Читать книгу Engaged - Amy Bucher - Страница 45
The Designer’s Dilemma
ОглавлениеThere is a problem inherent in having our users’ autonomy be a priority. Designers are rarely truly agnostic as to what their users decide to do. They have a vested interest in them making a particular set of choices over others. The success of their product counts on users doing certain things, whether it’s spending their money on the product or achieving a behavioral outcome that leads a third party to spend theirs.
It’s a leap of faith to design with the users’ autonomy in mind because it means allowing for the possibility that users won’t do what designers want—what designers need—them to do. It feels scary. That’s okay.
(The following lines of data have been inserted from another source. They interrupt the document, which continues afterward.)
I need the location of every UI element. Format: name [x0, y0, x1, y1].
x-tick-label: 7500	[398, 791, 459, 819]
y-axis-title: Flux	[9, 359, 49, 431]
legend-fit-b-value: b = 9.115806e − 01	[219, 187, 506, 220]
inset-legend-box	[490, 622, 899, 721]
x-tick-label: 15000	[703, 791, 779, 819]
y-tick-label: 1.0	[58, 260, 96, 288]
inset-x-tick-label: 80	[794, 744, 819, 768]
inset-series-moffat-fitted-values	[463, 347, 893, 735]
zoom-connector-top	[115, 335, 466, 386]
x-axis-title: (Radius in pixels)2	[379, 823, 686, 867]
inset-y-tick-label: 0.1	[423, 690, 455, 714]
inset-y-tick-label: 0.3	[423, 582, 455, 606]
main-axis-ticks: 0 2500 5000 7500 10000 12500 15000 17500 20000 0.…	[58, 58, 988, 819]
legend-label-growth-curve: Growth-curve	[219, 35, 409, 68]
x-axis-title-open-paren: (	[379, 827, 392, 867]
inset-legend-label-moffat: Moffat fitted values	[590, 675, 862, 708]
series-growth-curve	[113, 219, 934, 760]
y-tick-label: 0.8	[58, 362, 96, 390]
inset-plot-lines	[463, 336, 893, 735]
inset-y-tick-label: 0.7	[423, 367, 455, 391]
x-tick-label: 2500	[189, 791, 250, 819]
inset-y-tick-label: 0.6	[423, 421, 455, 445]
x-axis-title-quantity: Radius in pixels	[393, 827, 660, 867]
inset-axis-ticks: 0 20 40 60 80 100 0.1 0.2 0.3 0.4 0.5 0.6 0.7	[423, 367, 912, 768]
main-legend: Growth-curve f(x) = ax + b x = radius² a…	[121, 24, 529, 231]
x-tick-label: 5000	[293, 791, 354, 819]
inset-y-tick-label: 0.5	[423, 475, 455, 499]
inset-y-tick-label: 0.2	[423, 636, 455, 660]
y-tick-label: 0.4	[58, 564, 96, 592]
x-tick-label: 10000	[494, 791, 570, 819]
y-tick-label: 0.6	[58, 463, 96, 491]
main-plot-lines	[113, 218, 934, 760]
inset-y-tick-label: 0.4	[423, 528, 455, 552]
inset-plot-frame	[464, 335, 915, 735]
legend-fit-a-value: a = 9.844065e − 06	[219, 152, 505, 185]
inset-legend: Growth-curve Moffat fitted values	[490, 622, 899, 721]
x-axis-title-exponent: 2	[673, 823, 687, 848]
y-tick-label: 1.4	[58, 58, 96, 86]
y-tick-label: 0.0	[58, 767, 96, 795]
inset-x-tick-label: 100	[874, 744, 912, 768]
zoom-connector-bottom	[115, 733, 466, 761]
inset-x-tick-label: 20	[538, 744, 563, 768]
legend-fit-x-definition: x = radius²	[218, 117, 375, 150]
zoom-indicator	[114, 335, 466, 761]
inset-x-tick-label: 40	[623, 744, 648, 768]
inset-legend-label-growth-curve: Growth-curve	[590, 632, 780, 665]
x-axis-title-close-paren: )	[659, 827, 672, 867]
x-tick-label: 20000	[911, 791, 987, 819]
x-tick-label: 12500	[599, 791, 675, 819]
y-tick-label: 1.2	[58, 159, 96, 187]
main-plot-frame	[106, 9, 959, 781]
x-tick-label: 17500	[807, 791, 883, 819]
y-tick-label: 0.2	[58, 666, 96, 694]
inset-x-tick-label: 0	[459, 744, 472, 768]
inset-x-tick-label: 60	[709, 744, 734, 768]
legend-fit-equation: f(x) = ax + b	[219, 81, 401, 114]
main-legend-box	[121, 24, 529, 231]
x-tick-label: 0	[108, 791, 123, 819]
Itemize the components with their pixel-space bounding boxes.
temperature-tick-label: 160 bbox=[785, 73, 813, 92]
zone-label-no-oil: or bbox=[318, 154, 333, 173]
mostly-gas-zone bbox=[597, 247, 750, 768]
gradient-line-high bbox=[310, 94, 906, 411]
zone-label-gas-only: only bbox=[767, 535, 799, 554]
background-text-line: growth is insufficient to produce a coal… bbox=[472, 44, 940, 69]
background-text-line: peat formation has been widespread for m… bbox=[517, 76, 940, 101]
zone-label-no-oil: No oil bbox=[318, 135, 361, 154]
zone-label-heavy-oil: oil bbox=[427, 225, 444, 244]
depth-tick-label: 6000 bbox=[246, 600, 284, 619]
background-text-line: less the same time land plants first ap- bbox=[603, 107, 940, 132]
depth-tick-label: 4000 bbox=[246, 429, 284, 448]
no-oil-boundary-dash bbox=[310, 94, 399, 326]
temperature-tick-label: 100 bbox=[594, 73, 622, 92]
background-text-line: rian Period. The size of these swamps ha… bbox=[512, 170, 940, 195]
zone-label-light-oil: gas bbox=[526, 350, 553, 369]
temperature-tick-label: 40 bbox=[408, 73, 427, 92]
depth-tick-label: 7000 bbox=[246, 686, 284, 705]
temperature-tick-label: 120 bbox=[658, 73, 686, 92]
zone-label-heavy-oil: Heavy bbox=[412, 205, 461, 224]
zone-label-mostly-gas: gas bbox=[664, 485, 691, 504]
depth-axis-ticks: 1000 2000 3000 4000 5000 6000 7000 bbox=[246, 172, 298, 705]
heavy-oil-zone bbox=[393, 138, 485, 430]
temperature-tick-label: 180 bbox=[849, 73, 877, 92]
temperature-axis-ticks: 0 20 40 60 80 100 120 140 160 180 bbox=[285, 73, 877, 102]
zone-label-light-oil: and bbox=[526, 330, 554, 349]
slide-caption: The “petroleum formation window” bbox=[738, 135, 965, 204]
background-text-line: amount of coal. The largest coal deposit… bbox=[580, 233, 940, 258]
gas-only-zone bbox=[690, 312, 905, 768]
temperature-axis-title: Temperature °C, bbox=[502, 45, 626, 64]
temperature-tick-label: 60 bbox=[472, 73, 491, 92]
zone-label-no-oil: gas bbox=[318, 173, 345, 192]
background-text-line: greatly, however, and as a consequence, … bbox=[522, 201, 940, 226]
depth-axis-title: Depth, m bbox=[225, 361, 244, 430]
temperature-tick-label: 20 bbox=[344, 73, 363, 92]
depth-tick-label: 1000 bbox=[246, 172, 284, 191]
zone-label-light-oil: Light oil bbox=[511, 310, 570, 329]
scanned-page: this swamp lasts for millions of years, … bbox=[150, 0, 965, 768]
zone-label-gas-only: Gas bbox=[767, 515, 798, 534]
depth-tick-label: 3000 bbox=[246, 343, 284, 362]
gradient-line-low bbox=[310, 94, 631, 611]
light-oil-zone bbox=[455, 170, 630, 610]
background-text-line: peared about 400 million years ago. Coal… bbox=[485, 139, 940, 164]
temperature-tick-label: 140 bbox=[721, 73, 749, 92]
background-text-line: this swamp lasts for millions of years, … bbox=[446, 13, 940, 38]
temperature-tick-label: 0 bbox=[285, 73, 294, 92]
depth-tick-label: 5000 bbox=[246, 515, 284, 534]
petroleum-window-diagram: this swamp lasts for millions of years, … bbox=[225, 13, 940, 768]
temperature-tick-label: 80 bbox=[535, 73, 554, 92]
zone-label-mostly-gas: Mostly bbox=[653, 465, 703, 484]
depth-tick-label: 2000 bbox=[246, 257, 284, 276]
Designing for user autonomy is playing a long game. If you get users to make the “right” choices with your product through force or trickery, you can achieve short-term outcomes. Most metrics won’t tell you in real time if you’ve lost your users’ trust. That lesson emerges down the road, when the problem may no longer be fixable. You’ll discover you have pissed-off former users who are only too happy to tell their friends to stay away. Maybe even worse, you’ll have people who tried behavior change but didn’t stick with it and are now less likely to try again.
Consider automatic subscription renewals, which rely on people’s forgetfulness and inattention to detail to make an ongoing profit. Sure, you can bury the renewal information in the fine print so that you get an ongoing payment for months, maybe even years after someone’s stopped truly using your product. But what happens when the person finally takes a close look at their credit card statement and realizes how much they’ve paid you against how much value they’ve received?
It’s not a good look.
That’s not to say these sorts of auto-renewals are universally bad. They can be incredibly convenient for products like insurance or internet plans. But the key is that users should be aware that their payment will recur and have explicitly agreed to it. If they change their minds, it should be relatively simple for them to update the renewal.
Designing for user autonomy is scary. Driving users away forever because you didn’t respect their autonomy is even scarier.